Dr. Jianzhong Qi: Knowledge base enrichment via deep neural networks

Presenter: Jianzhong Qi

Abstract:

A knowledge base is a large repository that typically stores information about real world entities. Several efforts have been made to develop knowledge bases in general and specific domains such as DBpedia, YAGO, LinkedGeoData, and Wikidata. These knowledge bases contain millions of facts about entities. However, they are far from complete and mandate continuous enrichment and curation. In this talk, we present three methods to enrich a knowledge base. The first is a Knowledge Bases Alignment method that finds entities in two knowledge bases which represent the same real-world entity, and then integrates these knowledge bases based on the aligned entities. The second is a Relation Extraction method that extracts entities and their relationships from sentences of a corpus and map them to an existing knowledge base. The third is a Description Generation method that generates a sentence to describe a target entity from its properties in a knowledge base.

About the speaker:

Dr. Jianzhong Qi is a senior lecturer in the School of Computing and Information Systems at The University of Melbourne.
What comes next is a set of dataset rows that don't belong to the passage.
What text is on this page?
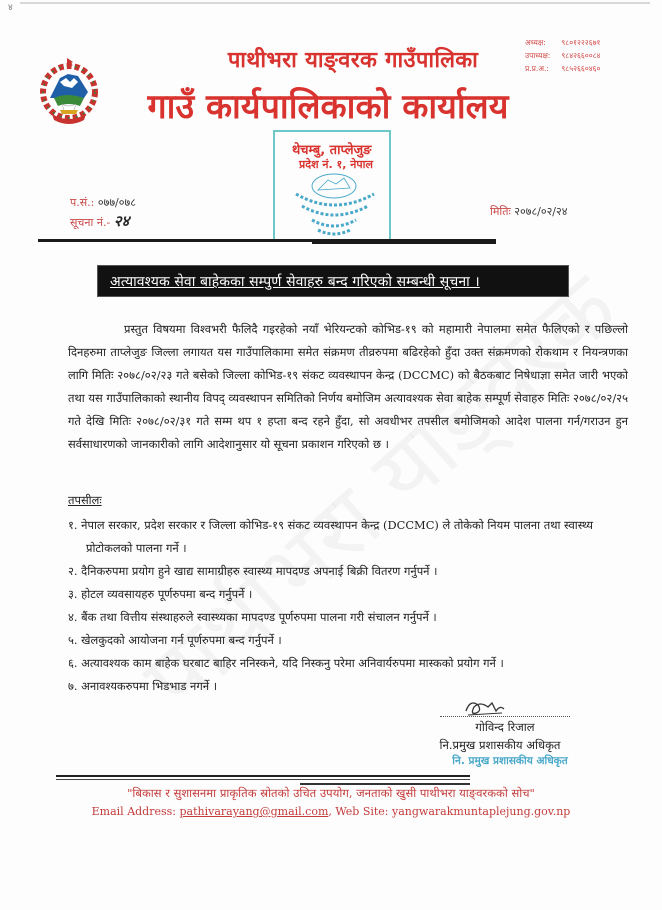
४
पाथीभरा याङ्वरक गाउँपालिका
गाउँ कार्यपालिकाको कार्यालय
अध्यक्ष: ९८०१२२२६७१
उपाध्यक्ष: ९८४२६६००८४
प्र.प्र.अ.: ९८५२६६०४६०
थेचम्बु, ताप्लेजुङ
प्रदेश नं. १, नेपाल
प.सं.: ०७७/०७८
सूचना नं.- २४
मितिः २०७८/०२/२४
अत्यावश्यक सेवा बाहेकका सम्पुर्ण सेवाहरु बन्द गरिएको सम्बन्धी सूचना ।

प्रस्तुत विषयमा विश्वभरी फैलिदै गइरहेको नयाँ भेरियन्टको कोभिड-१९ को महामारी नेपालमा समेत फैलिएको र पछिल्लो दिनहरुमा ताप्लेजुङ जिल्ला लगायत यस गाउँपालिकामा समेत संक्रमण तीव्ररुपमा बढिरहेको हुँदा उक्त संक्रमणको रोकथाम र नियन्त्रणका लागि मितिः २०७८/०२/२३ गते बसेको जिल्ला कोभिड-१९ संकट व्यवस्थापन केन्द्र (DCCMC) को बैठकबाट निषेधाज्ञा समेत जारी भएको तथा यस गाउँपालिकाको स्थानीय विपद् व्यवस्थापन समितिको निर्णय बमोजिम अत्यावश्यक सेवा बाहेक सम्पूर्ण सेवाहरु मितिः २०७८/०२/२५ गते देखि मितिः २०७८/०२/३१ गते सम्म थप १ हप्ता बन्द रहने हुँदा, सो अवधीभर तपसील बमोजिमको आदेश पालना गर्न/गराउन हुन सर्वसाधारणको जानकारीको लागि आदेशानुसार यो सूचना प्रकाशन गरिएको छ ।

तपसीलः
१. नेपाल सरकार, प्रदेश सरकार र जिल्ला कोभिड-१९ संकट व्यवस्थापन केन्द्र (DCCMC) ले तोकेको नियम पालना तथा स्वास्थ्य प्रोटोकलको पालना गर्ने ।
२. दैनिकरुपमा प्रयोग हुने खाद्य सामाग्रीहरु स्वास्थ्य मापदण्ड अपनाई बिक्री वितरण गर्नुपर्ने ।
३. होटल व्यवसायहरु पूर्णरुपमा बन्द गर्नुपर्ने ।
४. बैंक तथा वित्तीय संस्थाहरुले स्वास्थ्यका मापदण्ड पूर्णरुपमा पालना गरी संचालन गर्नुपर्ने ।
५. खेलकुदको आयोजना गर्न पूर्णरुपमा बन्द गर्नुपर्ने ।
६. अत्यावश्यक काम बाहेक घरबाट बाहिर ननिस्कने, यदि निस्कनु परेमा अनिवार्यरुपमा मास्कको प्रयोग गर्ने ।
७. अनावश्यकरुपमा भिडभाड नगर्ने ।
गोविन्द रिजाल
नि.प्रमुख प्रशासकीय अधिकृत
नि. प्रमुख प्रशासकीय अधिकृत
"बिकास र सुशासनमा प्राकृतिक स्रोतको उचित उपयोग, जनताको खुसी पाथीभरा याङ्वरकको सोच"
Email Address: pathivarayang@gmail.com, Web Site: yangwarakmuntaplejung.gov.np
He obtained his PhD degree from The University of Melbourne in 2014. He has been an intern at Microsoft Redmond in 2014 and a visiting scholar at Northwestern University in 2017. Jianzhong Qi publishes in leading venues in database management and artificial intelligence such as TPAMI, TODS, VLDBJ, ICML, NeurIPS, and PVLDB. He has won the “Best Vision Paper” award in ACM SIGSPATIAL 2017. He is the PC Co-Chair for the Australasian Database Conference 2020. His research interests include spatio-temporal databases and artificial intelligence.